Sunday night rolls around and the board wipes clean again. If you're like me, you'll peek at the five Trials, sigh a little, then start doing the mental maths on how to hit 4,000 without turning the game into a second job. I keep a tab open for ARC Raiders Items builds and drops just to sanity-check what I'm risking, because the smartest points are the ones you can earn while staying light on losses.
Why "Deliver Carriables" is the easy points pick
Most Trials push you into messy fights or long scav loops. Deliver Carriables is different. It's simple: grab a Field Crate, drop it into a Field Depot, get paid in points. On a regular run you're looking at 500 per delivery, which is fine. But the real trick is waiting for daytime raids when the 2× modifier's up. That same crate jumps to 1,000 points, and suddenly the whole week feels manageable. Four clean deliveries during 2× and you're basically there, even if the rest of your week is scuffed by bad spawns or a random ambush.
Loadout mindset: run first, shoot second
This Trial punishes "kitted for war" thinking. You're not trying to win the map, you're trying to move. Adrenaline Shots help, sure, but don't force it if you're low. Lightweight armour, a weapon you can actually control under pressure, and enough heals to survive one ugly encounter is the sweet spot. I usually bring 15-ish healing items, not because I plan to brawl, but because getting clipped while you're carrying a crate is common. If you've got a Snap Hook, it's a time-saver—yoink the crate in, cut the exposure, keep moving. And yeah, free loadouts work. You'll be slower, but dying doesn't feel like you just donated your stash to the lobby.
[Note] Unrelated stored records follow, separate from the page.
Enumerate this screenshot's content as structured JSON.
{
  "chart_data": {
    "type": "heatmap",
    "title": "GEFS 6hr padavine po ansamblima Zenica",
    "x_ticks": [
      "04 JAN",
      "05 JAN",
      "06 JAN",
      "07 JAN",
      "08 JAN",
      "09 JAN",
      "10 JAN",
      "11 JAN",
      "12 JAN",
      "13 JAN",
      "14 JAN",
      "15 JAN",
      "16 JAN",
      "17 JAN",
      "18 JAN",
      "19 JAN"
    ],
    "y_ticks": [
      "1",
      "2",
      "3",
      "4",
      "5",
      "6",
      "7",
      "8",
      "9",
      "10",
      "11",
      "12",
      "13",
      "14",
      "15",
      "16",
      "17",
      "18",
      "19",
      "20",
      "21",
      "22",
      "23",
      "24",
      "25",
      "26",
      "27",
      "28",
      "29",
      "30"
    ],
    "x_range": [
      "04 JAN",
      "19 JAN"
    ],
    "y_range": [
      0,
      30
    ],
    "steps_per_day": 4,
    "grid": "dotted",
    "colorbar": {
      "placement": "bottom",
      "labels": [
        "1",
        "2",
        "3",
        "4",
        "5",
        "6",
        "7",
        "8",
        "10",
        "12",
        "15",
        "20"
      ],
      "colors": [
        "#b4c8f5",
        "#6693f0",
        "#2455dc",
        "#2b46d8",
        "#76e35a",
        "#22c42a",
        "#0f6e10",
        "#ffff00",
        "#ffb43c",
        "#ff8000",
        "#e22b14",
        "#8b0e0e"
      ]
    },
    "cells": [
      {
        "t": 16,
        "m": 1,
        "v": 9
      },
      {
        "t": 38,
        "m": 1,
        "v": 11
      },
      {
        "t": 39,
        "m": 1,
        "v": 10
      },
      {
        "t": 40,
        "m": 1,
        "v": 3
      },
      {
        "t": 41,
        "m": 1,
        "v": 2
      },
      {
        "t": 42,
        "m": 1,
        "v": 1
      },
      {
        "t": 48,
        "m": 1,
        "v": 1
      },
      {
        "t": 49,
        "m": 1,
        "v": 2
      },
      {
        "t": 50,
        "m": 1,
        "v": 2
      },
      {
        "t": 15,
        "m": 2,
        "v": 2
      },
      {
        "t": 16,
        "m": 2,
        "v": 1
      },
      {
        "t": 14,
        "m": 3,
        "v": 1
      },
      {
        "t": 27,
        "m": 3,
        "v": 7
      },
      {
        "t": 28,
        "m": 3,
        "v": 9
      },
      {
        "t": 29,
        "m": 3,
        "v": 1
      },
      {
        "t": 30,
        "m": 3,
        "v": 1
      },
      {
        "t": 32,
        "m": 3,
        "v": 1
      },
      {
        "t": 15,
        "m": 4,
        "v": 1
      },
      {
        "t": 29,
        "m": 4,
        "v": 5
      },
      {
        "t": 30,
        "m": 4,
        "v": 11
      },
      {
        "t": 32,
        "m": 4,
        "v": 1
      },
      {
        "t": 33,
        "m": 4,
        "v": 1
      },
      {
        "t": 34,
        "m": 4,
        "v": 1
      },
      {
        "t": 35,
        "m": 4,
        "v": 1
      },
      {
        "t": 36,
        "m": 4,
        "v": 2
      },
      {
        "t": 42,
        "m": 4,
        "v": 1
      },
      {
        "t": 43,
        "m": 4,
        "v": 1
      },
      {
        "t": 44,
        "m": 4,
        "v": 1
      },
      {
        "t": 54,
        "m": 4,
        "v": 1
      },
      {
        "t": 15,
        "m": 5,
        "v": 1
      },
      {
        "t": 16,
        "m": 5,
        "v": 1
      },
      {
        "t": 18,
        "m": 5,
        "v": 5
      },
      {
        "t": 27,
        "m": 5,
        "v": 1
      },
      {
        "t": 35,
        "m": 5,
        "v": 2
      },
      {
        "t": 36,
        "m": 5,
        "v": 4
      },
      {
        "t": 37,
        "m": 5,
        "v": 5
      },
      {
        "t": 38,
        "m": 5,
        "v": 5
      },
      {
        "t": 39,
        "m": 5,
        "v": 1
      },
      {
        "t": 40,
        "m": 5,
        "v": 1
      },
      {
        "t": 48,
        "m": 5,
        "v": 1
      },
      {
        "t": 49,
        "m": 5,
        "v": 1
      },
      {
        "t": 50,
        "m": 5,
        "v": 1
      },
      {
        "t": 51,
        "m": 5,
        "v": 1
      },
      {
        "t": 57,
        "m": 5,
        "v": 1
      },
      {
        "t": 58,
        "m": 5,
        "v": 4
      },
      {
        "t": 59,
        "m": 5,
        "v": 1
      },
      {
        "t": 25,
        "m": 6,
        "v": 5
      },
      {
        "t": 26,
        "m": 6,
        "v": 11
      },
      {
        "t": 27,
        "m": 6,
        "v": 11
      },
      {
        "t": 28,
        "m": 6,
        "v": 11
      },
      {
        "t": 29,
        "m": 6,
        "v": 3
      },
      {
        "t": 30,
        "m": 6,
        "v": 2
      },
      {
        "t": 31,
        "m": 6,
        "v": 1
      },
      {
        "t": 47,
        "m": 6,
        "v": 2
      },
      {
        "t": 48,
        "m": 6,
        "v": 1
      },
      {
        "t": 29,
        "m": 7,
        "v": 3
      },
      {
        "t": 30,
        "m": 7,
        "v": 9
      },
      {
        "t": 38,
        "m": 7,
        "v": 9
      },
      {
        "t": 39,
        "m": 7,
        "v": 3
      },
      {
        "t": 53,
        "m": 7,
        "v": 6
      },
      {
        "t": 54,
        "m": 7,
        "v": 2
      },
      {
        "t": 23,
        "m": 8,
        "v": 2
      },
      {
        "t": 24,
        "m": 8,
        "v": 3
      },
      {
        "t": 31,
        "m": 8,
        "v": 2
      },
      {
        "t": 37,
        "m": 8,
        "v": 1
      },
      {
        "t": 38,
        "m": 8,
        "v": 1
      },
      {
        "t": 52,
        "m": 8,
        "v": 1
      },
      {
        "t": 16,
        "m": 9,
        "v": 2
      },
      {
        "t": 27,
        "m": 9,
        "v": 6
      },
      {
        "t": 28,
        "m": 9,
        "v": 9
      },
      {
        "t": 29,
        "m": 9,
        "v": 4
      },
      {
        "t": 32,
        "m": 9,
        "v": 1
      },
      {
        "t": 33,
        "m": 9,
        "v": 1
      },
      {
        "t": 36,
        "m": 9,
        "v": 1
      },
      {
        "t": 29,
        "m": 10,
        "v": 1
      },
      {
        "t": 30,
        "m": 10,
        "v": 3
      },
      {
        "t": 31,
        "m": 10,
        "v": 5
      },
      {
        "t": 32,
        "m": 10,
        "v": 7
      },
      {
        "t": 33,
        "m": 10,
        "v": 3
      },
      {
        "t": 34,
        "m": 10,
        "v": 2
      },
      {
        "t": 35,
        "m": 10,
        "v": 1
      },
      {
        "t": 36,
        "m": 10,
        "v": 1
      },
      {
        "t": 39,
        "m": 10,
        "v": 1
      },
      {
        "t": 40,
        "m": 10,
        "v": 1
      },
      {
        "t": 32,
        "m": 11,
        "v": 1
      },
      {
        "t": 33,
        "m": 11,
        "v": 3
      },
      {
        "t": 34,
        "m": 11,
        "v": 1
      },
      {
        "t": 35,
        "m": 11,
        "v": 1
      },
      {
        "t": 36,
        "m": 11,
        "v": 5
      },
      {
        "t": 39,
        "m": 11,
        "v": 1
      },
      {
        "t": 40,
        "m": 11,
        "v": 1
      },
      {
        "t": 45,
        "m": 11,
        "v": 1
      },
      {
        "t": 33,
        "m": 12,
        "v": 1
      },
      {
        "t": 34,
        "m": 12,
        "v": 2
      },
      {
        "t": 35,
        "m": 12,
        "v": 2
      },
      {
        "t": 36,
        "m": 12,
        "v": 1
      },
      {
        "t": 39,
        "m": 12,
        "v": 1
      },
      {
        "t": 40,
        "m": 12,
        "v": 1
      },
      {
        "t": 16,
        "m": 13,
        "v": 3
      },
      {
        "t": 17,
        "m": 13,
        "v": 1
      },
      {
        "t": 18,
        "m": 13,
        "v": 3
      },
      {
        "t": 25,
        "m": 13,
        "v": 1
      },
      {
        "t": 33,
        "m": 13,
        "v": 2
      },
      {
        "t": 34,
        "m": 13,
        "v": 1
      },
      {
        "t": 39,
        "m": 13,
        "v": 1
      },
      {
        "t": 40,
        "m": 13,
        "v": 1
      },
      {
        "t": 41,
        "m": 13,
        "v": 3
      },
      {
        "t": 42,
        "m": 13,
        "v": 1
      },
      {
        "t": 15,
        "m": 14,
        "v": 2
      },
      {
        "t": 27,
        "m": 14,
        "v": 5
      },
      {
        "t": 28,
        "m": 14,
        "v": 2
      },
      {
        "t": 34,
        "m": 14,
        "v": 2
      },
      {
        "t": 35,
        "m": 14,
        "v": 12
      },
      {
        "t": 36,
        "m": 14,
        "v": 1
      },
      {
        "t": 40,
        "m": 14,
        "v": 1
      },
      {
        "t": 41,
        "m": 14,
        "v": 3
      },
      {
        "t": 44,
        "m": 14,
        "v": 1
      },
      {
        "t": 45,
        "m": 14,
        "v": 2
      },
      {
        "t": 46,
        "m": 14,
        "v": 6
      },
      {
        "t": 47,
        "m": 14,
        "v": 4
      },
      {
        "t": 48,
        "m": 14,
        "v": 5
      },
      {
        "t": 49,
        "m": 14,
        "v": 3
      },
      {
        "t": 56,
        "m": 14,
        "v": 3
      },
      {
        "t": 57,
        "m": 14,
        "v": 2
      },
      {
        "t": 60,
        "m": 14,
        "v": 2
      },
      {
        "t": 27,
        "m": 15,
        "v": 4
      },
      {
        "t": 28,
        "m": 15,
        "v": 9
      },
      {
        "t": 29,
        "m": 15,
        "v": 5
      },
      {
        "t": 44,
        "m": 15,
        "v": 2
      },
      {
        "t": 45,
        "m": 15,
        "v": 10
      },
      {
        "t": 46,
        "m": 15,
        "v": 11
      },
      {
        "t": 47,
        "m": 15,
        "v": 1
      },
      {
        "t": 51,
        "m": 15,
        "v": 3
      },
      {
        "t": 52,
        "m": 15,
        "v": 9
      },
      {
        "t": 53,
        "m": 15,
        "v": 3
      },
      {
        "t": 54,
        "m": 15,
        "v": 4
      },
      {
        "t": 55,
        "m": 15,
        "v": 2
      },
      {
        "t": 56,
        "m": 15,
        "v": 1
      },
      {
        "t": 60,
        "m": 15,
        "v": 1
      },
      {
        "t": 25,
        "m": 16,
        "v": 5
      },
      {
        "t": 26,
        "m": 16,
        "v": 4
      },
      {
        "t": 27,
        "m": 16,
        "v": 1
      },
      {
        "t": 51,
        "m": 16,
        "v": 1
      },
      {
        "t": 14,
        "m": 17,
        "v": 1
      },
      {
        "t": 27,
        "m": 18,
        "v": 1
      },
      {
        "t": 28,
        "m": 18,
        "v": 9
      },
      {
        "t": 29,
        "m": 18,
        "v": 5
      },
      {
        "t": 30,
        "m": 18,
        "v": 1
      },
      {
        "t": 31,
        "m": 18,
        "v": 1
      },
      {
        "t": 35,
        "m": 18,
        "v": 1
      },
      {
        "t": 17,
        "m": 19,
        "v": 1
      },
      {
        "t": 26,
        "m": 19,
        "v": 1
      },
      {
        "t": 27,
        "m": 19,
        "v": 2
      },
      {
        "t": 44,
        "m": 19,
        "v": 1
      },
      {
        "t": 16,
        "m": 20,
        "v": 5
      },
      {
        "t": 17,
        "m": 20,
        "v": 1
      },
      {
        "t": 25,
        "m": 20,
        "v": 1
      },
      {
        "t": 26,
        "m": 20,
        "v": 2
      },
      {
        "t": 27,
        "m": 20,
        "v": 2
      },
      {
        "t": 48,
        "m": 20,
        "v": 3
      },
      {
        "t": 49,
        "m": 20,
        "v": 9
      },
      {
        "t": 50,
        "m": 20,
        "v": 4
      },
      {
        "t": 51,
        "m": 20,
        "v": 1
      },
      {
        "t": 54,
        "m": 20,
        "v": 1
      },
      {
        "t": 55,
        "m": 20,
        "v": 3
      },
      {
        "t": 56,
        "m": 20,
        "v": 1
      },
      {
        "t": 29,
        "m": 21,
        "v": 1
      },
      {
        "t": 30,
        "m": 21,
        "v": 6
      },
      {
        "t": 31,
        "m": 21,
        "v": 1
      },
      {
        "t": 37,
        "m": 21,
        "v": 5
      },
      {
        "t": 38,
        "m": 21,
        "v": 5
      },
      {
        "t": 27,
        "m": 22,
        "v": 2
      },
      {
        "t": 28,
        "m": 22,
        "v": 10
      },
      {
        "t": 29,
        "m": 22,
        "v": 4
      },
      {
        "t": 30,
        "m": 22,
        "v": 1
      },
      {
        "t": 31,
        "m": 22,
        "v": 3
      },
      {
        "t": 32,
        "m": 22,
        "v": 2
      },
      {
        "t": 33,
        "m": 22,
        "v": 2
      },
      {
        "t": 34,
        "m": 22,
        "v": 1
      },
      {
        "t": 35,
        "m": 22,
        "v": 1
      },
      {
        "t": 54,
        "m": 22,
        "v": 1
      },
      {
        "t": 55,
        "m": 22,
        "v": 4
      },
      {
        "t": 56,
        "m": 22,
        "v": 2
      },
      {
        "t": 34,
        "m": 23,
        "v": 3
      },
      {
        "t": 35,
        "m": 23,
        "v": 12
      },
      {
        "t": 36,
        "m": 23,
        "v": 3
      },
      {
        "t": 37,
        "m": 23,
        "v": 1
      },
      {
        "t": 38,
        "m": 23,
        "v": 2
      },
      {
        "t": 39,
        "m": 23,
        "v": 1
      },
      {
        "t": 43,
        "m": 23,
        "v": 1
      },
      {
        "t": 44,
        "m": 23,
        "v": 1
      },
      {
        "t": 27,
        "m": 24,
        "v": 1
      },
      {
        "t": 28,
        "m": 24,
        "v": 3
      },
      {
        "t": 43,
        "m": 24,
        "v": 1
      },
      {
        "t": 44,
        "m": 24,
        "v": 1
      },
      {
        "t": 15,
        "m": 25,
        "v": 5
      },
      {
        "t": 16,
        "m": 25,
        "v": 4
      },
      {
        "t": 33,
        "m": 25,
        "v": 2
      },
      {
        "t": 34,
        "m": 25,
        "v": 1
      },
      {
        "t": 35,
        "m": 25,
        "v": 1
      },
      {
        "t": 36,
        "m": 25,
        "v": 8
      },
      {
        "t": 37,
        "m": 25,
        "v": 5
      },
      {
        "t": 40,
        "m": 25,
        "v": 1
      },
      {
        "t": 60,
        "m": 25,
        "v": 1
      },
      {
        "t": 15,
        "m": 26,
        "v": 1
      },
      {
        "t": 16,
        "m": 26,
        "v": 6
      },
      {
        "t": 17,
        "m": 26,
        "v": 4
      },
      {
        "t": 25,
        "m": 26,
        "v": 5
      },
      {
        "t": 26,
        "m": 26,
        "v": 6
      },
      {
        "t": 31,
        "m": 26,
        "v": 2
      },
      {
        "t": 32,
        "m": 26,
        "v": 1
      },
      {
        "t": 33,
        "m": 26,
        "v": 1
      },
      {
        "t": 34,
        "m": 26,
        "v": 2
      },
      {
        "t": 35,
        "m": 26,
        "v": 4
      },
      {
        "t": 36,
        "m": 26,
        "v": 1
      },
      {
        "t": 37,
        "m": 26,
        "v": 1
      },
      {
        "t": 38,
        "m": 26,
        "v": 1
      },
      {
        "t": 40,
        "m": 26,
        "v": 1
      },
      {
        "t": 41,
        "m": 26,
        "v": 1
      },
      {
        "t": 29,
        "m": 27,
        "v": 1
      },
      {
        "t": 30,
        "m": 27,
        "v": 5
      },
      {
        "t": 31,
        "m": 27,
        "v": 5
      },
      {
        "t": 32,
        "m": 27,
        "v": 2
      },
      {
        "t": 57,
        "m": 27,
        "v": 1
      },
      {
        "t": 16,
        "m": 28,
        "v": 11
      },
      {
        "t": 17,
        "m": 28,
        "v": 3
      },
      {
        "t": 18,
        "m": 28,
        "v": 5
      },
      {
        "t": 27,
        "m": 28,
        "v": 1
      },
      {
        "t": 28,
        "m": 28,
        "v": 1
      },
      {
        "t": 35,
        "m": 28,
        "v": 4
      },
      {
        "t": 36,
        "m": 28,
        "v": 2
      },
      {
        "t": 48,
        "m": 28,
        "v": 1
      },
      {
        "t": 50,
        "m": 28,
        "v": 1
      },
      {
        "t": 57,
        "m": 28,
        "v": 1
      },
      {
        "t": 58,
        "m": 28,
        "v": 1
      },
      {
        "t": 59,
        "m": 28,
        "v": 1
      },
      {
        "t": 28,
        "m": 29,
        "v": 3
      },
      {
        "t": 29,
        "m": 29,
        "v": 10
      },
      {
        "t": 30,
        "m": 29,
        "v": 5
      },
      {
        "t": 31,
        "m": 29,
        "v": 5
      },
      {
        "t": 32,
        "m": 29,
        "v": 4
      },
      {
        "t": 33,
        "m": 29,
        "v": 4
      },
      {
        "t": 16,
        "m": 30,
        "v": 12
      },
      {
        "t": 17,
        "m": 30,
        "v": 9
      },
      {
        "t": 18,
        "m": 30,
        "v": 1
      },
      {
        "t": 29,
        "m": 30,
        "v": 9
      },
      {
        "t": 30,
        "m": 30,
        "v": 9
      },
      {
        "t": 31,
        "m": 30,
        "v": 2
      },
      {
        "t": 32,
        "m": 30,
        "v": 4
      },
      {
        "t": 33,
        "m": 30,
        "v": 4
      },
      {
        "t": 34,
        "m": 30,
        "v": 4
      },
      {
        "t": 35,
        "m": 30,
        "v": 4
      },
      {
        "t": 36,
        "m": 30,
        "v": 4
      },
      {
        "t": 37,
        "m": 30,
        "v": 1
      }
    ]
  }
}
Route choice: Dam Battleground and the "don't get cute" loop
People argue about maps, but Dam Battleground keeps winning for one reason: Field Crates show up there more often, and the depot access is straightforward. The loop isn't glamorous. Sprint to a known spawn, grab, then beeline to the closest depot tray with the blue highlight and dunk it. Don't wander. Don't "just check one room." Every extra corner is where someone hears you huffing and decides you're free points. The nice bonus is you're still looting as you go—deliveries spit out fresh gear, so you're not only grinding score, you're refilling the backpack for later raids.
Squad play: split smart, not wide
If you've got two friends, splitting can be filthy for points—one person runs crate duty while the others clear sightlines and call rotations, or you run two lanes and keep one as a floater. Full "everyone solos a quadrant" sounds fast until a coordinated trio collapses on the isolated guy holding a crate. Comms matter here. Short callouts, quick pivots, no ego fights. Do it right and you'll smash 4,000 in a couple of daytime 2× runs, and you'll still have enough left in the locker to keep playing—especially if you plan your buys around ARC Raiders Items cheap so the Trial grind doesn't turn into a gear drain.